The aim of this post is to help understand when Precision is the right metric to use, as opposed to False positive rate (FPR).
Two of the most popular metrics to test machine learning models on, say two class classification problems, are the following:
Precision vs. Recall
FPR vs. True positive rate (TPR)
The definitions of the above metrics are as follows:
Recall :
\(\frac{TP}{TP+FN}\)Precision:
\(\frac{TP}{TP+FP}\)TPR = Recall
FPR:
\(\frac{FP}{FP+TN}\)
Please note that from the above definitions, it is clear that Recall and TPR are nothing but the same. The purpose of this article is to highlight situations where Precision is the right metric and where FPR is the right one.
Assume that for a binary class classifier problem with a balanced test set of 100 class 0 samples and 100 class 1 samples, a classifier is trained that achieves an accuracy of 80%. This translates to a TPR of 80% and an FPR of 20%. To achieve these metrics the following would be the counts of the various metrics listed in Table 1:
TP = 80, FN = 20
TN = 80, FP = 20
Hence, for this case the precision would be 80%, the same as the FPR.

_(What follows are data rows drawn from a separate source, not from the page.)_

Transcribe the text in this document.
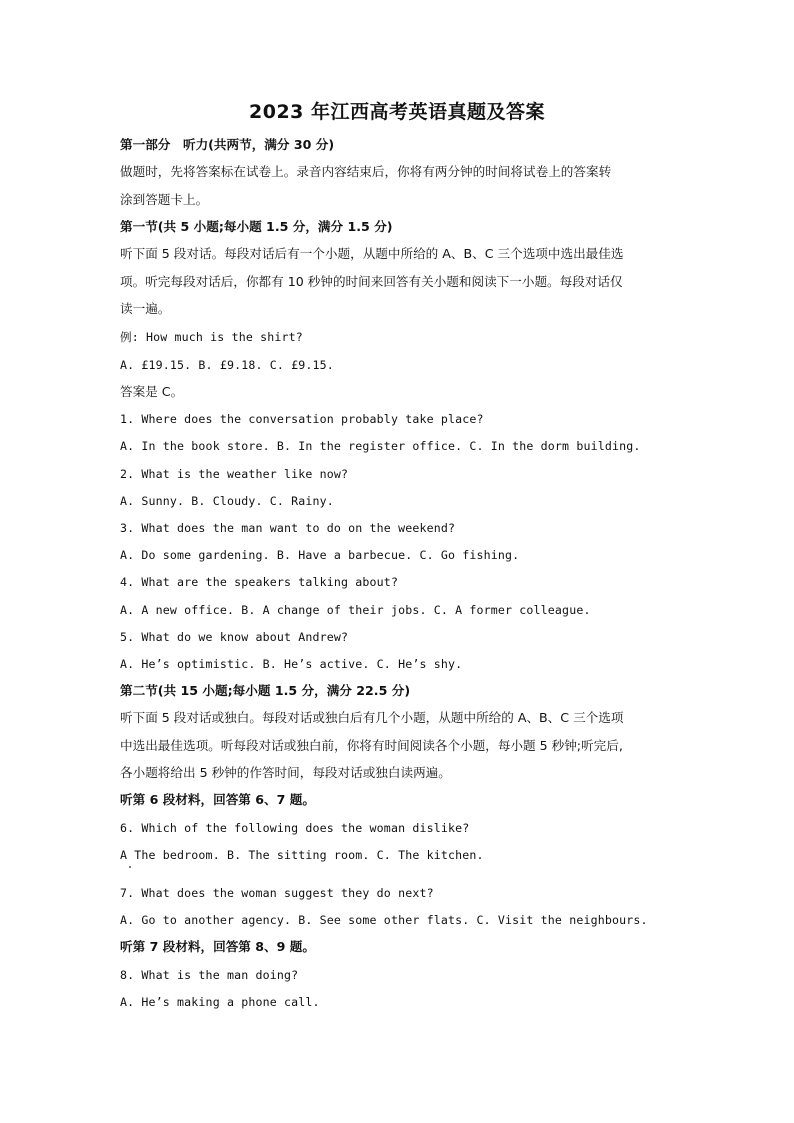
2023 年江西高考英语真题及答案
第一部分　听力(共两节，满分 30 分)
做题时，先将答案标在试卷上。录音内容结束后，你将有两分钟的时间将试卷上的答案转
涂到答题卡上。
第一节(共 5 小题;每小题 1.5 分，满分 1.5 分)
听下面 5 段对话。每段对话后有一个小题，从题中所给的 A、B、C 三个选项中选出最佳选
项。听完每段对话后，你都有 10 秒钟的时间来回答有关小题和阅读下一小题。每段对话仅
读一遍。
例: How much is the shirt?
A. £19.15. B. £9.18. C. £9.15.
答案是 C。
1. Where does the conversation probably take place?
A. In the book store. B. In the register office. C. In the dorm building.
2. What is the weather like now?
A. Sunny. B. Cloudy. C. Rainy.
3. What does the man want to do on the weekend?
A. Do some gardening. B. Have a barbecue. C. Go fishing.
4. What are the speakers talking about?
A. A new office. B. A change of their jobs. C. A former colleague.
5. What do we know about Andrew?
A. He’s optimistic. B. He’s active. C. He’s shy.
第二节(共 15 小题;每小题 1.5 分，满分 22.5 分)
听下面 5 段对话或独白。每段对话或独白后有几个小题，从题中所给的 A、B、C 三个选项
中选出最佳选项。听每段对话或独白前，你将有时间阅读各个小题，每小题 5 秒钟;听完后,
各小题将给出 5 秒钟的作答时间，每段对话或独白读两遍。
听第 6 段材料，回答第 6、7 题。
6. Which of the following does the woman dislike?
A The bedroom. B. The sitting room. C. The kitchen.
7. What does the woman suggest they do next?
A. Go to another agency. B. See some other flats. C. Visit the neighbours.
听第 7 段材料，回答第 8、9 题。
8. What is the man doing?
A. He’s making a phone call.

Now, assume that the classes are imbalanced in the test set such that there are 100 class 1 samples but 200 class 0 samples. Considering the same TPR and FPR of 80% and 20% respectively, we would have the following metrics:
Accuracy = 80% (note that the accuracy remains static along with TPR/FPR)
TP = 80, FN = 20
TN = 160, FP = 40
In the above case, the precision now degrades to 67%. Further skewing the class imbalance by creating a test set with 100 class 1 samples but 1000 class 0 samples, and maintaining the same TPR and FPR of 80% and 20%, respectively, we now re-compute the standard metrics:
Accuracy = 80%
TP = 80, FN = 20
TN = 800, FP = 200
The precision of this very skewed set degrades further to ~29%.
Hence, in conclusion TPR-FPR is the metric of choice to evaluate machine learning model performance on both balanced and imbalanced test sets. Precision, however, is an important metric to track for applications where the ratio of the number of false positives to every true positive is important, for e.g., in breast cancer detection on mammogram images. Thus, Precision-Recall as a metric can be considered on unbalanced sets, but with a caveat that Precision is likely to be low when the negative class dominates the positive class. When the set is balanced, then Precision-Recall as a metric can safely be considered just like TPR-FPR.